韩卿瑜回办公室,是为了调节情绪,她很想当场就冲陈耳东发火,但这毕竟是自己的餐厅,她不想影响别的客人。
说完这句话,她平复了一下心情,继续说道:
“你从来没有为我们的将来考虑过,我们在一起六年了,再过六年呢?还是这样?我并不要求你对我承诺什么,但你好歹给我透露一些你的想法吧?白天各忙各,晚上凑在一起睡一觉,呵,睡也睡腻了。”
韩卿瑜很少袒露男女情感类的心声,他俩的日常几乎不会为了琐事吵架,所以在陈耳东的印象中,这是第一次。

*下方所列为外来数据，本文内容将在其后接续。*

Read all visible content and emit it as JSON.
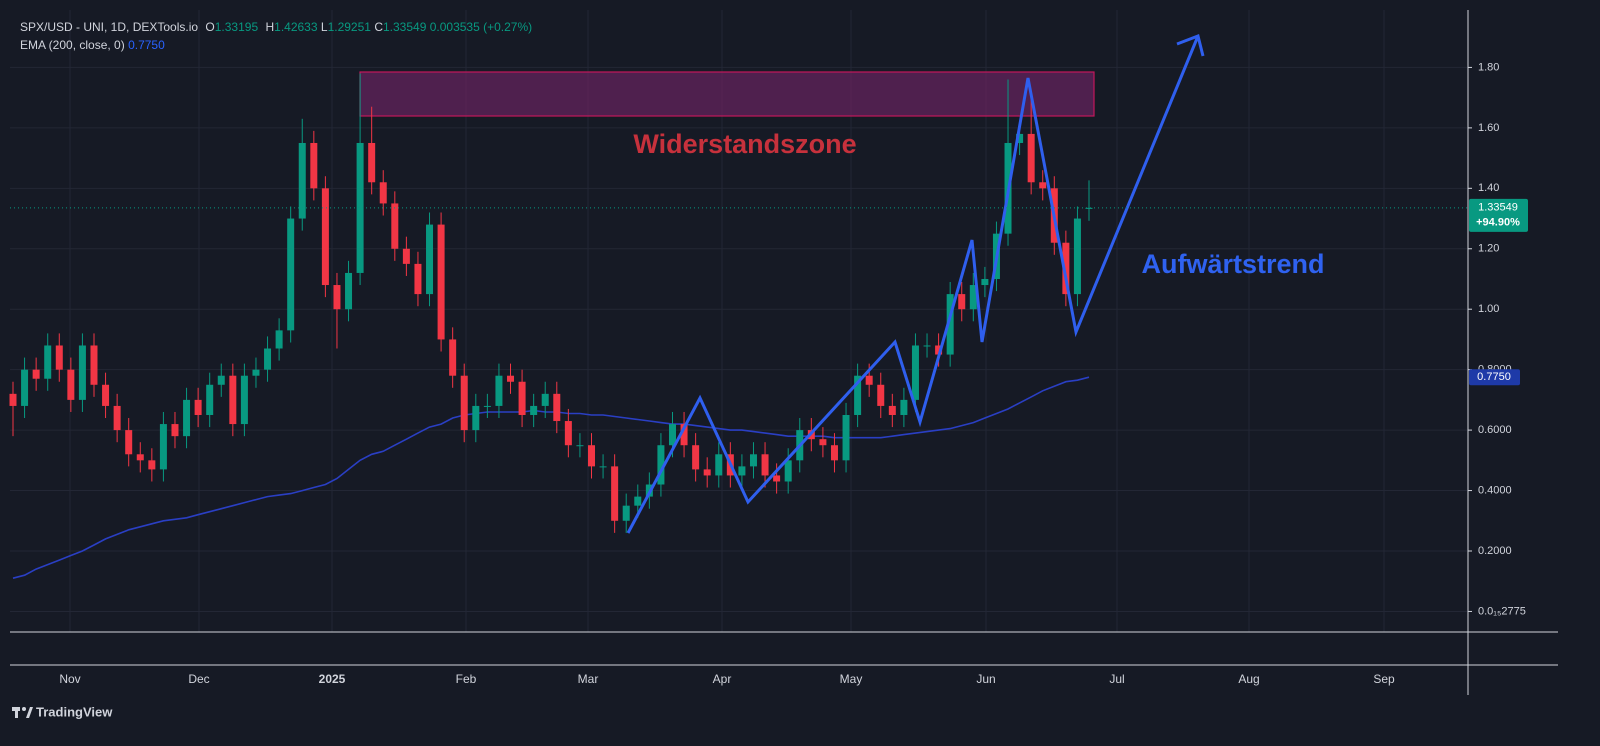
{
  "chart_data": {
    "type": "candlestick",
    "title": "SPX/USD - UNI, 1D, DEXTools.io",
    "legend_keys": [
      "O",
      "H",
      "L",
      "C"
    ],
    "change": "0.003535 (+0.27%)",
    "up_color": "#089981",
    "down_color": "#f23645",
    "open": [
      0.72,
      0.68,
      0.8,
      0.77,
      0.88,
      0.8,
      0.7,
      0.88,
      0.75,
      0.68,
      0.6,
      0.52,
      0.5,
      0.47,
      0.62,
      0.58,
      0.7,
      0.65,
      0.75,
      0.78,
      0.62,
      0.78,
      0.8,
      0.87,
      0.93,
      1.3,
      1.55,
      1.4,
      1.08,
      1.0,
      1.12,
      1.55,
      1.42,
      1.35,
      1.2,
      1.15,
      1.05,
      1.28,
      0.9,
      0.78,
      0.6,
      0.68,
      0.68,
      0.78,
      0.76,
      0.65,
      0.68,
      0.72,
      0.63,
      0.55,
      0.55,
      0.48,
      0.48,
      0.3,
      0.35,
      0.38,
      0.42,
      0.55,
      0.62,
      0.55,
      0.47,
      0.45,
      0.52,
      0.45,
      0.48,
      0.52,
      0.45,
      0.43,
      0.5,
      0.6,
      0.57,
      0.55,
      0.5,
      0.65,
      0.78,
      0.75,
      0.68,
      0.65,
      0.7,
      0.88,
      0.88,
      0.85,
      1.05,
      1.0,
      1.08,
      1.1,
      1.25,
      1.55,
      1.58,
      1.42,
      1.4,
      1.22,
      1.05,
      1.33195
    ],
    "high": [
      0.76,
      0.84,
      0.84,
      0.92,
      0.92,
      0.84,
      0.92,
      0.92,
      0.79,
      0.72,
      0.64,
      0.56,
      0.54,
      0.66,
      0.66,
      0.74,
      0.74,
      0.79,
      0.82,
      0.82,
      0.82,
      0.84,
      0.91,
      0.97,
      1.34,
      1.63,
      1.59,
      1.44,
      1.12,
      1.16,
      1.78,
      1.67,
      1.46,
      1.39,
      1.24,
      1.19,
      1.32,
      1.32,
      0.94,
      0.82,
      0.72,
      0.72,
      0.82,
      0.82,
      0.8,
      0.72,
      0.76,
      0.76,
      0.67,
      0.59,
      0.59,
      0.52,
      0.52,
      0.39,
      0.42,
      0.46,
      0.59,
      0.66,
      0.66,
      0.59,
      0.51,
      0.56,
      0.56,
      0.52,
      0.56,
      0.56,
      0.49,
      0.54,
      0.64,
      0.64,
      0.61,
      0.59,
      0.69,
      0.82,
      0.82,
      0.79,
      0.72,
      0.74,
      0.92,
      0.92,
      0.92,
      1.09,
      1.09,
      1.12,
      1.14,
      1.29,
      1.76,
      1.62,
      1.7,
      1.46,
      1.44,
      1.26,
      1.34,
      1.42633
    ],
    "low": [
      0.58,
      0.64,
      0.73,
      0.73,
      0.76,
      0.66,
      0.66,
      0.71,
      0.64,
      0.56,
      0.48,
      0.46,
      0.43,
      0.43,
      0.54,
      0.54,
      0.61,
      0.61,
      0.71,
      0.58,
      0.58,
      0.74,
      0.76,
      0.83,
      0.89,
      1.26,
      1.36,
      1.04,
      0.87,
      0.96,
      1.08,
      1.38,
      1.31,
      1.16,
      1.11,
      1.01,
      1.01,
      0.86,
      0.74,
      0.56,
      0.56,
      0.64,
      0.64,
      0.72,
      0.61,
      0.61,
      0.64,
      0.59,
      0.51,
      0.51,
      0.44,
      0.44,
      0.26,
      0.26,
      0.31,
      0.34,
      0.38,
      0.51,
      0.51,
      0.43,
      0.41,
      0.41,
      0.41,
      0.41,
      0.44,
      0.41,
      0.39,
      0.39,
      0.46,
      0.53,
      0.51,
      0.46,
      0.46,
      0.61,
      0.71,
      0.64,
      0.61,
      0.61,
      0.66,
      0.84,
      0.81,
      0.81,
      0.96,
      0.96,
      1.04,
      1.06,
      1.21,
      1.51,
      1.38,
      1.36,
      1.18,
      1.01,
      1.01,
      1.29251
    ],
    "close": [
      0.68,
      0.8,
      0.77,
      0.88,
      0.8,
      0.7,
      0.88,
      0.75,
      0.68,
      0.6,
      0.52,
      0.5,
      0.47,
      0.62,
      0.58,
      0.7,
      0.65,
      0.75,
      0.78,
      0.62,
      0.78,
      0.8,
      0.87,
      0.93,
      1.3,
      1.55,
      1.4,
      1.08,
      1.0,
      1.12,
      1.55,
      1.42,
      1.35,
      1.2,
      1.15,
      1.05,
      1.28,
      0.9,
      0.78,
      0.6,
      0.68,
      0.68,
      0.78,
      0.76,
      0.65,
      0.68,
      0.72,
      0.63,
      0.55,
      0.55,
      0.48,
      0.48,
      0.3,
      0.35,
      0.38,
      0.42,
      0.55,
      0.62,
      0.55,
      0.47,
      0.45,
      0.52,
      0.45,
      0.48,
      0.52,
      0.45,
      0.43,
      0.5,
      0.6,
      0.57,
      0.55,
      0.5,
      0.65,
      0.78,
      0.75,
      0.68,
      0.65,
      0.7,
      0.88,
      0.88,
      0.85,
      1.05,
      1.0,
      1.08,
      1.1,
      1.25,
      1.55,
      1.58,
      1.42,
      1.4,
      1.22,
      1.05,
      1.3,
      1.33549
    ],
    "ema": {
      "name": "EMA (200, close, 0)",
      "label": "0.7750",
      "color": "#2a3fc4",
      "values": [
        0.11,
        0.12,
        0.14,
        0.155,
        0.17,
        0.185,
        0.2,
        0.22,
        0.24,
        0.255,
        0.27,
        0.28,
        0.29,
        0.3,
        0.305,
        0.31,
        0.32,
        0.33,
        0.34,
        0.35,
        0.36,
        0.37,
        0.38,
        0.385,
        0.39,
        0.4,
        0.41,
        0.42,
        0.44,
        0.47,
        0.5,
        0.52,
        0.53,
        0.55,
        0.57,
        0.59,
        0.61,
        0.62,
        0.64,
        0.65,
        0.655,
        0.66,
        0.66,
        0.66,
        0.66,
        0.665,
        0.66,
        0.66,
        0.655,
        0.655,
        0.65,
        0.65,
        0.645,
        0.64,
        0.635,
        0.63,
        0.625,
        0.62,
        0.62,
        0.615,
        0.61,
        0.605,
        0.6,
        0.6,
        0.595,
        0.59,
        0.585,
        0.58,
        0.58,
        0.58,
        0.58,
        0.575,
        0.575,
        0.575,
        0.575,
        0.575,
        0.58,
        0.585,
        0.59,
        0.595,
        0.6,
        0.605,
        0.615,
        0.625,
        0.64,
        0.655,
        0.67,
        0.69,
        0.71,
        0.73,
        0.745,
        0.76,
        0.765,
        0.775
      ]
    },
    "last_change": "+94.90%",
    "ylim": [
      -0.068,
      1.99
    ],
    "yticks": [
      {
        "value": 1.8,
        "label": "1.80"
      },
      {
        "value": 1.6,
        "label": "1.60"
      },
      {
        "value": 1.4,
        "label": "1.40"
      },
      {
        "value": 1.2,
        "label": "1.20"
      },
      {
        "value": 1.0,
        "label": "1.00"
      },
      {
        "value": 0.8,
        "label": "0.8000"
      },
      {
        "value": 0.6,
        "label": "0.6000"
      },
      {
        "value": 0.4,
        "label": "0.4000"
      },
      {
        "value": 0.2,
        "label": "0.2000"
      },
      {
        "value": 2.775e-16,
        "label": "0.0₁₅2775"
      }
    ],
    "x_labels": [
      "Nov",
      "Dec",
      "2025",
      "Feb",
      "Mar",
      "Apr",
      "May",
      "Jun",
      "Jul",
      "Aug",
      "Sep"
    ],
    "annotations": {
      "zone": "Widerstandszone",
      "trend": "Aufwärtstrend"
    },
    "grid": true
  },
  "brand": "TradingView"
}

陈耳东想起邓香香之前说过,等土地整理顺利结束后两人就结婚,他不知道这算不算是在为将来考虑。
不过这个念头也就一闪而过,因为这是邓香香的想法,不代表他,所以韩卿瑜的不满和质疑是合理的。
“我不是没考虑过,只是这么多年,我的事业都不稳定,在没稳定之前,我很难去计划将来。”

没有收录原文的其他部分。